- Opening titles
- Directed by: John Baxter
- Written by: H. Fowler Mear Wallace Orton
- Produced by: Julius Hagen
- Starring: Mary Clare Ben Field George Carney
- Cinematography: Sydney Blythe
- Edited by: Michael C. Chorlton
- Music by: Colin Wark
- Production company: Twickenham Studios
- Distributed by: Radio Pictures
- Release date: 1934;
- Running time: 71 min
- Country: United Kingdom
- Language: English

= Say It with Flowers (1934 film) =

1934 British musical film

Say It with Flowers (also known as Say It with Flowers (A Human Story)) is a 1934 British musical film directed by John Baxter and starring Mary Clare, Ben Field and George Carney. It was written by H. Fowler Mear and Wallace Orton. The screenplay concerns a group of London shopkeepers who hold a benefit concert in a local pub to raise money for a woman to visit the seaside for her health. The film is notable for the performances of several music hall stars Florrie Forde, Charles Coborn and Marie Kendall.

== Synopsis ==
The film is set in a street market in the Old Kent Road. One of the stallholders, Kate, is a flower seller who many of the leading music hall stars buy their flowers from. When Kate falls ill and visits the Doctor she is prescribed a stay at the seaside to restore her health. However, she is too ill to work to pay for her visit. Her fellow stallholders rally round, and secretly organise a concert at a nearby pub to help raise the money. They approach all the great musical hall performers (many from the golden era of musical hall) who have used her stall over the years. The concert is successfully staged and Kate is able to head to the seaside.

== Reception ==
Kine Weekly wrote: "Mary Clare and Ben Field are delightful as the old cockney couple, and succeed in winning a measure of sympathy. George Carney is excellent as Bill and Florrie Ford, Marie Kendal, and Charles Coburn revive tender memories with their old songs. The early scenes, devoted to establishing atmosphere and character are slightly protracted, but once the story takes tangible shape, it carries real heart interest."
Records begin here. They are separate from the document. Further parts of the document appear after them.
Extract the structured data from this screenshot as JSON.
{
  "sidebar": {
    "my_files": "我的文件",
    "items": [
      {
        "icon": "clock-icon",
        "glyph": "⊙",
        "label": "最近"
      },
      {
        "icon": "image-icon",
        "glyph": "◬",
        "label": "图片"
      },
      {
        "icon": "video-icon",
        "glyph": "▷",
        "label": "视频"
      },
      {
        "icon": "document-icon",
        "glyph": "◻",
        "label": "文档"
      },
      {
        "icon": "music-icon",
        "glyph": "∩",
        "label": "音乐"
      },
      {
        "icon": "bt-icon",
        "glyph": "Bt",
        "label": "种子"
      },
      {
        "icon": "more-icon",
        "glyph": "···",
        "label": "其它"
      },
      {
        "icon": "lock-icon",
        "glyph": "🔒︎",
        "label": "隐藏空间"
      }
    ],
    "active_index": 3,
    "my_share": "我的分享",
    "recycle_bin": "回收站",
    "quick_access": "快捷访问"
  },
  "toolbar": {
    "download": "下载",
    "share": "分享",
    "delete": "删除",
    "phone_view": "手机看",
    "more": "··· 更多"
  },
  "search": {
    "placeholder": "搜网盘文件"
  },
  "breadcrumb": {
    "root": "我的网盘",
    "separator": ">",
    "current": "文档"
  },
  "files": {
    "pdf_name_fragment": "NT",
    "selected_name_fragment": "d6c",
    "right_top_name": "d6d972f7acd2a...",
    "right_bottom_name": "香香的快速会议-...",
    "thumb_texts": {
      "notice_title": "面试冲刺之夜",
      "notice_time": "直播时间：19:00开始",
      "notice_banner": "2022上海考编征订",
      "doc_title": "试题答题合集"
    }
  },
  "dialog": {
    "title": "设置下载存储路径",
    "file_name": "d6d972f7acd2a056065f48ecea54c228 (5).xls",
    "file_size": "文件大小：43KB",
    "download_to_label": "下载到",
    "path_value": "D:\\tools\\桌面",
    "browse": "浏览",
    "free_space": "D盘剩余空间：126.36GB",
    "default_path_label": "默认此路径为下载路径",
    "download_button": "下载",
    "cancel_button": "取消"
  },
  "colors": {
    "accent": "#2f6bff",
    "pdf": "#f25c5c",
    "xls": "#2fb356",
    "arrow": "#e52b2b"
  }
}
The Daily Film Renter wrote: "Early footage devoted to 'atmospheric' cameos of street market life, which, although on naive side, are always amusing. Highlights are erstwhile music-hall stars, while settings and direction are good. Should evoke a ready response from popular patrons, with old-timers as top billing."

Picturegoer wrote: "Here is an excellent British comedy which succeeds in bringing a part of London's life and people to the screen. There is an appealing Darby and Joan theme and a simple human story, while there is much entertainment in its amusing sketches of cockney character. Indeed, one's enjoyment depends less on the actual story than on these characterisations. ... John Baxter's direction is efficient, but uninspired, and the early development is rather too leisurely."

In his book The Age of the Dream Palace Jeffrey Richards highlighted the film's genuine sympathy with the lives of the ordinary people it is portraying.